Frances McMenamin KC, drew comparisons with judge-only trials and regimes such as China
Concerned that some jurors have outmoded attitudes about accused victims, resulting in low conviction rates, ministers are examining the proposal to remove jury proceedings in rape cases.

But a prominent lawyer and government adviser worries Scotland’s legal system is on the cusp of a mistaken and catastrophic misstep if proposals for judge-only trials proceed.

Frances McMenamin KC expressed severe worry on the plans and highlighted parallels between judge-only trials and dictatorships such as China. She even compared the measures to Hitler, who eliminated jury trials and established the People’s Court in 1933.

McMenamin, the most senior woman at the Scottish Bar, urged more to be done to defend women called to testify in distressing trials and warned of the corrosive effect of the relatively low compensation of criminal attorneys in the legal profession on the administration of justice.Scotland's court system, already under strain before the pandemic, is struggling with huge backlogs caused by lockdown. Pictured is Nicola Sturgeon, Scottish First Minister

Frances McMenamin, KC, highlighted parallels between judge-only trials and dictatorships such as China.

Already overburdened prior to the pandemic, Scotland’s justice system is suffering with massive backlogs created by lockdown.

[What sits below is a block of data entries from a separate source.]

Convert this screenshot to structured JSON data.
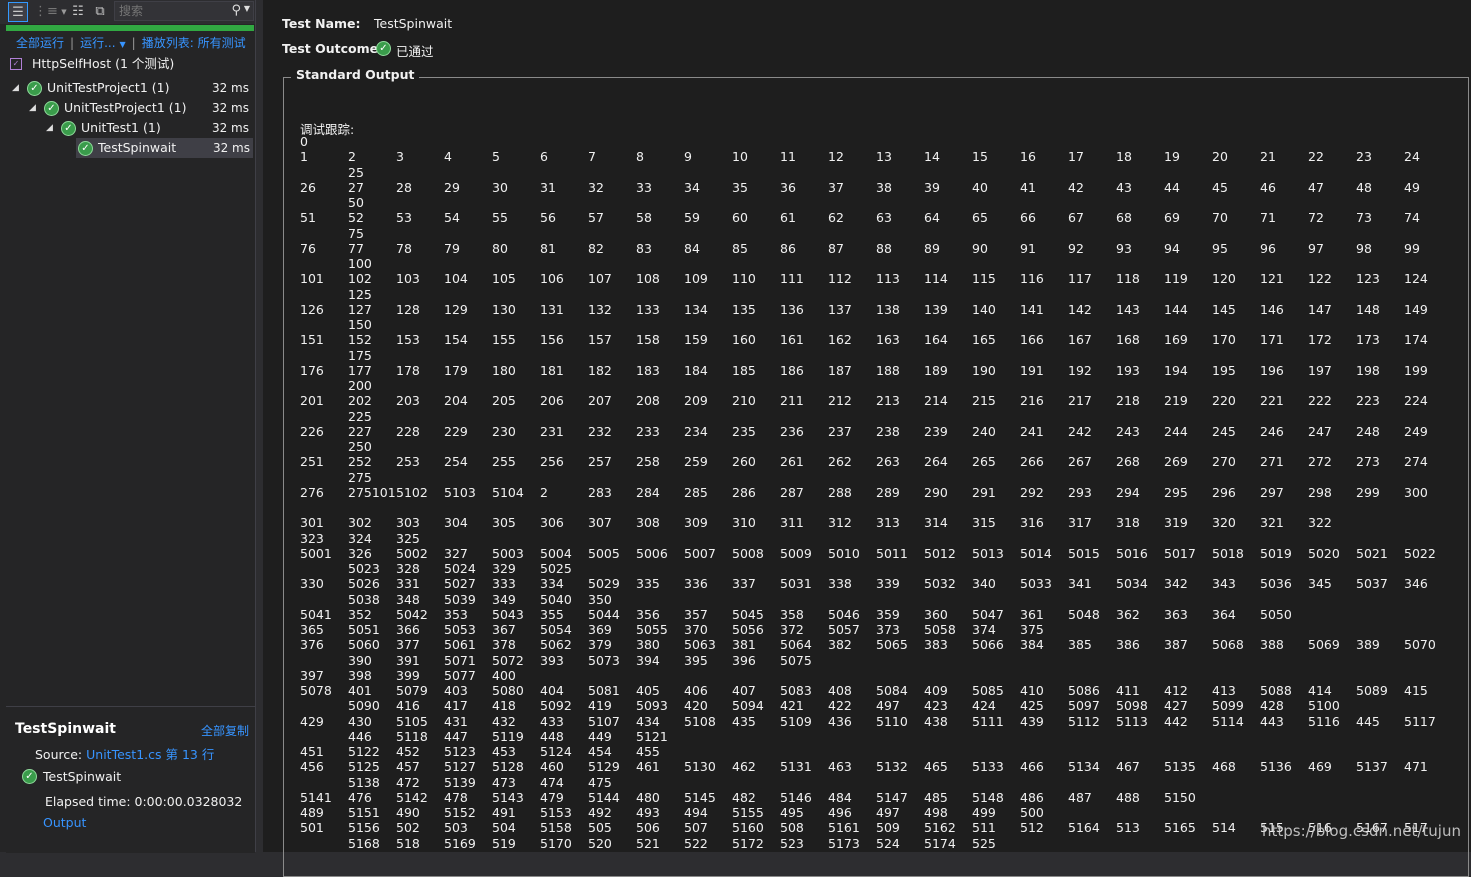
{
  "toolbar": {
    "search_placeholder": "搜索",
    "buttons": [
      "group-by-icon",
      "hierarchy-icon",
      "playlist-icon",
      "window-icon"
    ]
  },
  "run_bar": {
    "run_all": "全部运行",
    "run": "运行...",
    "playlist": "播放列表: 所有测试"
  },
  "tree": {
    "root": "HttpSelfHost (1 个测试)",
    "rows": [
      {
        "name": "UnitTestProject1 (1)",
        "time": "32 ms"
      },
      {
        "name": "UnitTestProject1 (1)",
        "time": "32 ms"
      },
      {
        "name": "UnitTest1 (1)",
        "time": "32 ms"
      },
      {
        "name": "TestSpinwait",
        "time": "32 ms"
      }
    ]
  },
  "detail": {
    "title": "TestSpinwait",
    "copy_all": "全部复制",
    "source_label": "Source:",
    "source_link": "UnitTest1.cs 第 13 行",
    "test_name": "TestSpinwait",
    "elapsed": "Elapsed time: 0:00:00.0328032",
    "output_link": "Output"
  },
  "result": {
    "name_label": "Test Name:",
    "name_value": "TestSpinwait",
    "outcome_label": "Test Outcome:",
    "outcome_value": "已通过",
    "std_output_title": "Standard Output",
    "trace_label": "调试跟踪:"
  },
  "colors": {
    "pass_green": "#3a9c4b",
    "link_blue": "#3794ff",
    "progress_green": "#31a842"
  },
  "output_lines": [
    [
      "0"
    ],
    [
      "1",
      "2",
      "3",
      "4",
      "5",
      "6",
      "7",
      "8",
      "9",
      "10",
      "11",
      "12",
      "13",
      "14",
      "15",
      "16",
      "17",
      "18",
      "19",
      "20",
      "21",
      "22",
      "23",
      "24"
    ],
    [
      "",
      "25"
    ],
    [
      "26",
      "27",
      "28",
      "29",
      "30",
      "31",
      "32",
      "33",
      "34",
      "35",
      "36",
      "37",
      "38",
      "39",
      "40",
      "41",
      "42",
      "43",
      "44",
      "45",
      "46",
      "47",
      "48",
      "49"
    ],
    [
      "",
      "50"
    ],
    [
      "51",
      "52",
      "53",
      "54",
      "55",
      "56",
      "57",
      "58",
      "59",
      "60",
      "61",
      "62",
      "63",
      "64",
      "65",
      "66",
      "67",
      "68",
      "69",
      "70",
      "71",
      "72",
      "73",
      "74"
    ],
    [
      "",
      "75"
    ],
    [
      "76",
      "77",
      "78",
      "79",
      "80",
      "81",
      "82",
      "83",
      "84",
      "85",
      "86",
      "87",
      "88",
      "89",
      "90",
      "91",
      "92",
      "93",
      "94",
      "95",
      "96",
      "97",
      "98",
      "99"
    ],
    [
      "",
      "100"
    ],
    [
      "101",
      "102",
      "103",
      "104",
      "105",
      "106",
      "107",
      "108",
      "109",
      "110",
      "111",
      "112",
      "113",
      "114",
      "115",
      "116",
      "117",
      "118",
      "119",
      "120",
      "121",
      "122",
      "123",
      "124"
    ],
    [
      "",
      "125"
    ],
    [
      "126",
      "127",
      "128",
      "129",
      "130",
      "131",
      "132",
      "133",
      "134",
      "135",
      "136",
      "137",
      "138",
      "139",
      "140",
      "141",
      "142",
      "143",
      "144",
      "145",
      "146",
      "147",
      "148",
      "149"
    ],
    [
      "",
      "150"
    ],
    [
      "151",
      "152",
      "153",
      "154",
      "155",
      "156",
      "157",
      "158",
      "159",
      "160",
      "161",
      "162",
      "163",
      "164",
      "165",
      "166",
      "167",
      "168",
      "169",
      "170",
      "171",
      "172",
      "173",
      "174"
    ],
    [
      "",
      "175"
    ],
    [
      "176",
      "177",
      "178",
      "179",
      "180",
      "181",
      "182",
      "183",
      "184",
      "185",
      "186",
      "187",
      "188",
      "189",
      "190",
      "191",
      "192",
      "193",
      "194",
      "195",
      "196",
      "197",
      "198",
      "199"
    ],
    [
      "",
      "200"
    ],
    [
      "201",
      "202",
      "203",
      "204",
      "205",
      "206",
      "207",
      "208",
      "209",
      "210",
      "211",
      "212",
      "213",
      "214",
      "215",
      "216",
      "217",
      "218",
      "219",
      "220",
      "221",
      "222",
      "223",
      "224"
    ],
    [
      "",
      "225"
    ],
    [
      "226",
      "227",
      "228",
      "229",
      "230",
      "231",
      "232",
      "233",
      "234",
      "235",
      "236",
      "237",
      "238",
      "239",
      "240",
      "241",
      "242",
      "243",
      "244",
      "245",
      "246",
      "247",
      "248",
      "249"
    ],
    [
      "",
      "250"
    ],
    [
      "251",
      "252",
      "253",
      "254",
      "255",
      "256",
      "257",
      "258",
      "259",
      "260",
      "261",
      "262",
      "263",
      "264",
      "265",
      "266",
      "267",
      "268",
      "269",
      "270",
      "271",
      "272",
      "273",
      "274"
    ],
    [
      "",
      "275"
    ],
    [
      "276",
      "275101",
      "5102",
      "5103",
      "5104",
      "2",
      "283",
      "284",
      "285",
      "286",
      "287",
      "288",
      "289",
      "290",
      "291",
      "292",
      "293",
      "294",
      "295",
      "296",
      "297",
      "298",
      "299",
      "300"
    ],
    [],
    [
      "301",
      "302",
      "303",
      "304",
      "305",
      "306",
      "307",
      "308",
      "309",
      "310",
      "311",
      "312",
      "313",
      "314",
      "315",
      "316",
      "317",
      "318",
      "319",
      "320",
      "321",
      "322"
    ],
    [
      "323",
      "324",
      "325"
    ],
    [
      "5001",
      "326",
      "5002",
      "327",
      "5003",
      "5004",
      "5005",
      "5006",
      "5007",
      "5008",
      "5009",
      "5010",
      "5011",
      "5012",
      "5013",
      "5014",
      "5015",
      "5016",
      "5017",
      "5018",
      "5019",
      "5020",
      "5021",
      "5022"
    ],
    [
      "",
      "5023",
      "328",
      "5024",
      "329",
      "5025"
    ],
    [
      "330",
      "5026",
      "331",
      "5027",
      "333",
      "334",
      "5029",
      "335",
      "336",
      "337",
      "5031",
      "338",
      "339",
      "5032",
      "340",
      "5033",
      "341",
      "5034",
      "342",
      "343",
      "5036",
      "345",
      "5037",
      "346"
    ],
    [
      "",
      "5038",
      "348",
      "5039",
      "349",
      "5040",
      "350"
    ],
    [
      "5041",
      "352",
      "5042",
      "353",
      "5043",
      "355",
      "5044",
      "356",
      "357",
      "5045",
      "358",
      "5046",
      "359",
      "360",
      "5047",
      "361",
      "5048",
      "362",
      "363",
      "364",
      "5050"
    ],
    [
      "365",
      "5051",
      "366",
      "5053",
      "367",
      "5054",
      "369",
      "5055",
      "370",
      "5056",
      "372",
      "5057",
      "373",
      "5058",
      "374",
      "375"
    ],
    [
      "376",
      "5060",
      "377",
      "5061",
      "378",
      "5062",
      "379",
      "380",
      "5063",
      "381",
      "5064",
      "382",
      "5065",
      "383",
      "5066",
      "384",
      "385",
      "386",
      "387",
      "5068",
      "388",
      "5069",
      "389",
      "5070"
    ],
    [
      "",
      "390",
      "391",
      "5071",
      "5072",
      "393",
      "5073",
      "394",
      "395",
      "396",
      "5075"
    ],
    [
      "397",
      "398",
      "399",
      "5077",
      "400"
    ],
    [
      "5078",
      "401",
      "5079",
      "403",
      "5080",
      "404",
      "5081",
      "405",
      "406",
      "407",
      "5083",
      "408",
      "5084",
      "409",
      "5085",
      "410",
      "5086",
      "411",
      "412",
      "413",
      "5088",
      "414",
      "5089",
      "415"
    ],
    [
      "",
      "5090",
      "416",
      "417",
      "418",
      "5092",
      "419",
      "5093",
      "420",
      "5094",
      "421",
      "422",
      "497",
      "423",
      "424",
      "425",
      "5097",
      "5098",
      "427",
      "5099",
      "428",
      "5100"
    ],
    [
      "429",
      "430",
      "5105",
      "431",
      "432",
      "433",
      "5107",
      "434",
      "5108",
      "435",
      "5109",
      "436",
      "5110",
      "438",
      "5111",
      "439",
      "5112",
      "5113",
      "442",
      "5114",
      "443",
      "5116",
      "445",
      "5117"
    ],
    [
      "",
      "446",
      "5118",
      "447",
      "5119",
      "448",
      "449",
      "5121"
    ],
    [
      "451",
      "5122",
      "452",
      "5123",
      "453",
      "5124",
      "454",
      "455"
    ],
    [
      "456",
      "5125",
      "457",
      "5127",
      "5128",
      "460",
      "5129",
      "461",
      "5130",
      "462",
      "5131",
      "463",
      "5132",
      "465",
      "5133",
      "466",
      "5134",
      "467",
      "5135",
      "468",
      "5136",
      "469",
      "5137",
      "471"
    ],
    [
      "",
      "5138",
      "472",
      "5139",
      "473",
      "474",
      "475"
    ],
    [
      "5141",
      "476",
      "5142",
      "478",
      "5143",
      "479",
      "5144",
      "480",
      "5145",
      "482",
      "5146",
      "484",
      "5147",
      "485",
      "5148",
      "486",
      "487",
      "488",
      "5150"
    ],
    [
      "489",
      "5151",
      "490",
      "5152",
      "491",
      "5153",
      "492",
      "493",
      "494",
      "5155",
      "495",
      "496",
      "497",
      "498",
      "499",
      "500"
    ],
    [
      "501",
      "5156",
      "502",
      "503",
      "504",
      "5158",
      "505",
      "506",
      "507",
      "5160",
      "508",
      "5161",
      "509",
      "5162",
      "511",
      "512",
      "5164",
      "513",
      "5165",
      "514",
      "515",
      "516",
      "5167",
      "517"
    ],
    [
      "",
      "5168",
      "518",
      "5169",
      "519",
      "5170",
      "520",
      "521",
      "522",
      "5172",
      "523",
      "5173",
      "524",
      "5174",
      "525"
    ]
  ],
  "watermark": "https://blog.csdn.net/tujun"
}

Pictured is Nicola Sturgeon, the First Minister of Scotland.

She told The Sunday Post that China’s new national security law, which aims to stifle Hong Kong’s democracy movement, abolishes jury trials.

Scotland should not pursue a similarity to China by eliminating the current jury system for exclusively sexual offense trials.

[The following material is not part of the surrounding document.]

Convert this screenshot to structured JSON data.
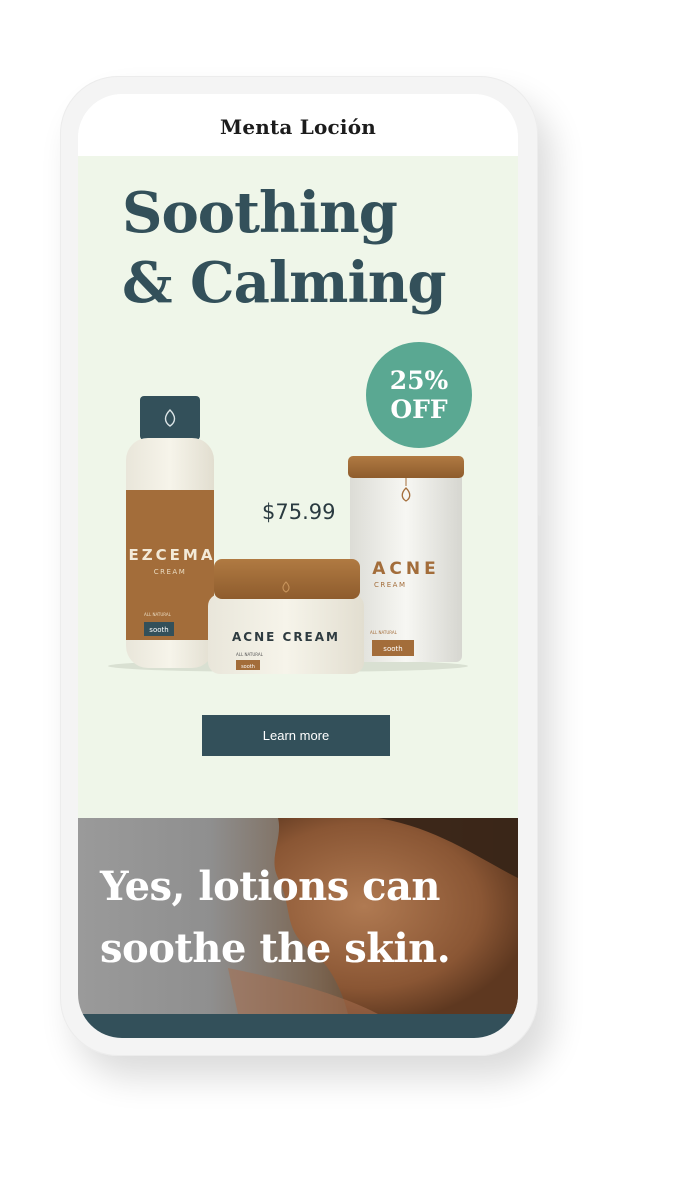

'Jury service gives a central role to the public in the criminal justice system, of which serious sex offence cases form no small part in Scotland,' McMenamin said

She continued, “Even worse, Scotland shouldn’t be compared to Hitler, who in 1933, in reaction to his discontent with the Reichstag fire trial, in which all but one of the guilty were acquitted, abolished jury trials and established the People’s Court.”

This was a special court established outside the constitutional framework of law, where the president nearly invariably sided with the prosecution and no presumption of innocent existed.

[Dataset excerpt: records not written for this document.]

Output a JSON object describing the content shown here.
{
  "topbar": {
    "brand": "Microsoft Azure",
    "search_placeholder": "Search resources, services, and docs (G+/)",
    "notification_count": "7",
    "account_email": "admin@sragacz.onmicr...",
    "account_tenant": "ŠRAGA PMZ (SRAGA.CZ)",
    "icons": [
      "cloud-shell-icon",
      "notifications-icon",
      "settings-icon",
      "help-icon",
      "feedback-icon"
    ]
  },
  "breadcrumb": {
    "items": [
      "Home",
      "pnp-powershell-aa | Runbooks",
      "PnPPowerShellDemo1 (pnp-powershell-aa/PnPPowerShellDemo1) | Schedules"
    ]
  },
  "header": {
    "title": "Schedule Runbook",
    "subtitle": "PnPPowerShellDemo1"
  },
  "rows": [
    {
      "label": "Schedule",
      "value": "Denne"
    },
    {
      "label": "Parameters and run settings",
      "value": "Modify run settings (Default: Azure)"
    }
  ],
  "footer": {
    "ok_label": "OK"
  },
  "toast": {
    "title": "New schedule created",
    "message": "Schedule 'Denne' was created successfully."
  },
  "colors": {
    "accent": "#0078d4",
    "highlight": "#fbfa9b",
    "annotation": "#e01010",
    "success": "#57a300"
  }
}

McMenamin, a member of the Governance Group of the Scottish Government, stated, “Democracy is more than just parliamentary and municipal elections.” Participation in democracy is broader than this.

Jury service ensures that the citizen, who is not required to vote but must respond to a jury summons, is involved in the delivery of justice.

“The removal of juries in cases involving sexual offenses affects not only the rights of any accused charged with such an offense, but also the rights of every citizen in Scotland.

“Jury service gives the public a central role in the criminal justice system, in which serious sex offense cases play a significant role in Scotland.

Even countries not historically associated with democratic traditions and institutions, such as Argentina and Bulgaria, are adopting a jury system.

McMenamin stated, “Jury service gives the public a central role in the criminal justice system, of which serious sex offense cases play a significant role in Scotland.”

McMenamin is concerned that a lack of defense counsel will increasingly impede the progress of the court system in Scotland, which was already strained prior to the pandemic.

According to The Telegraph, the Lord Advocate Dorothy Bain supported the idea of a pilot program, arguing that ‘radical’ action was required to help clear a backlog of cases that was ‘disproportionately’ harming women and girls.

As part of its vision for justice, the Scottish Government wishes to strengthen the rights and enhance the experiences of those involved in the justice system, particularly women and children, according to a Scottish Government spokesman.

“We are continuing to investigate the proposal for single-judge trials in rape cases, in accordance with our commitment to give serious consideration to all of the recommendations made by Lady Dorrian’s Review of the Management of Sexual Offence Cases.

This is being done with the assistance of justice partners, including the Faculty of Advocates.